Can human rights safeguard communities and individuals against torture and state violence, asks the Journal of the British Academy
10 May 2022
Today the British Academy publishes a special issue of the open-access Journal of the British Academy featuring new research into human rights violations, survivors of torture and possible legal measures that could safeguard against the use of torture and state violence.
The articles in this issue, Human Rights Protection and Torture, draw on research and first-hand testimony of torture victims in Kenya, Brazil, Tunisia, the Philippines and Sri Lanka to examine the widespread use of state violence and torture as well as grassroots strategies and practices to counter abuse.
- “Introduction: Rethinking human rights protection – Lessons from survivors of torture and beyond?” by Steffen Jensen and Tobias Kelly
- “Survivors’ perspectives: How to stay safe and struggle for justice” interviews with human rights activists Sarah Wangari and Amitha Priyanthi
- “Protecting land activists from state violence: the case NFSW and KMP in Negros, the Philippines” by Karl Hapal, Hannah Gante, Yanna Ibarra and Patricia Rombaon
- “To retreat or to confront? Grassroots activists navigating everyday torture in Kenya” by Wangui Kimari
- “Exposed and alone: Torture survivors in Sri Lanka bear the burden of their own protection” by Ermiza Tegal and Thiagi Piyadasa
- “Mothers, protection and care amongst communities affected by torture and state violence in Brazil” by Maria Gorete Marques de Jesus, Giane Silvestre, Thais Lemos Duarte and Henrik Ronsbo
- “The protection of sub-Saharan migrants in Tunisia: community responses and institutional questioning” by Adnen El Ghali
- “How can we strengthen the obligation to protect from reprisals under Article 13 of the Convention against Torture?” by Rachel Towers.

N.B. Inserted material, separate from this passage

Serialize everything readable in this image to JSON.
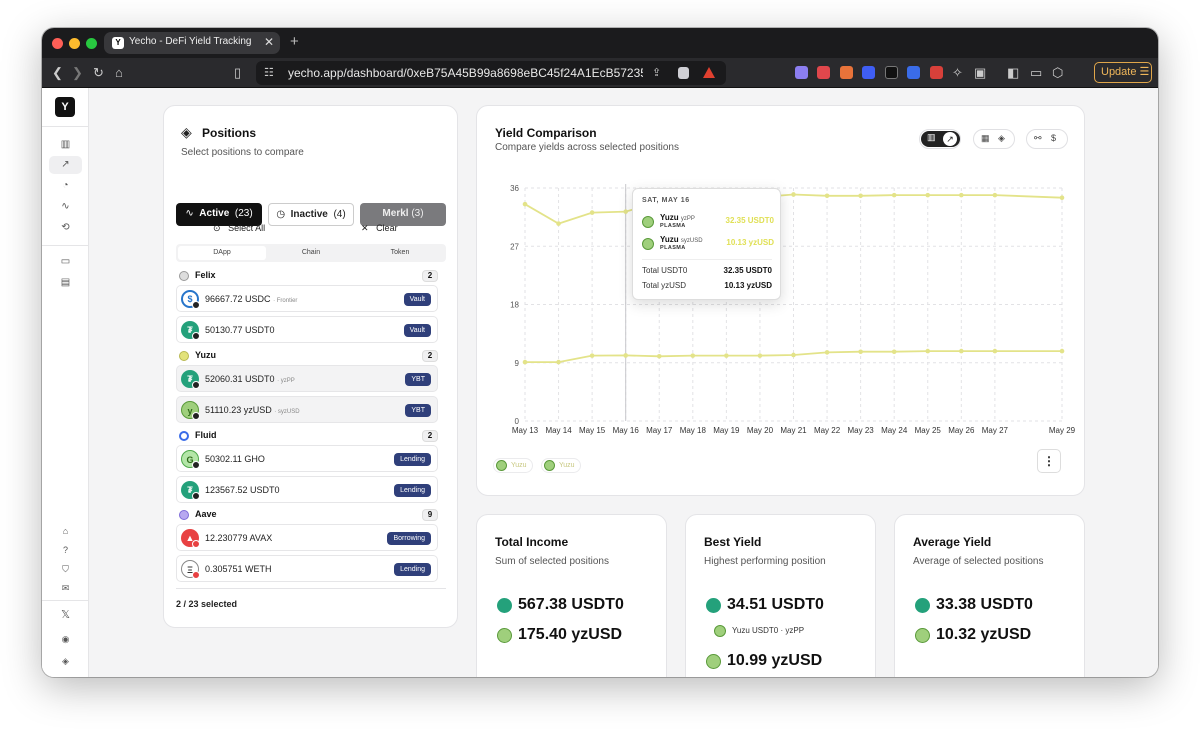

This edition of the Journal of the British Academy was co-edited by Steffen Jensen, Professor of Global Refugee Studies at Aalborg University and Senior Researcher at DIGNITY: Danish Institute Against Torture, and Tobias Kelly, Professor of Political and Legal Anthropology at the University of Edinburgh.
Professor Jensen said:
“Human rights protection is often considered in a way that is both too narrow and too broad to provide effective responses to the needs of survivors of torture – too narrow in that it refers to the protection of very particular rights enshrined in law, rather than the protection of the people who might hold those rights, and too broad in that it refers to the underlying principle of human dignity, which while still important, can be too abstract.”
Professor Kelly said:
“This Special Issue of the Journal of the British Academy constitutes an attempt to rethink human rights protection by focusing on the specific issue of torture. Our approach is to look at protection from the perspective of survivors of torture, rather than formal norms and mechanisms. The arguments presented here build on British Academy-funded research conducted originally in Kenya and Sri Lanka. The research was then expanded to include Brazil, Tunisia and the Philippines. The case studies in the articles were chosen because they represent situations with long histories of human rights abuses, particularly those including torture, and they all feature different responses to violence that are both instructive and inspiring.”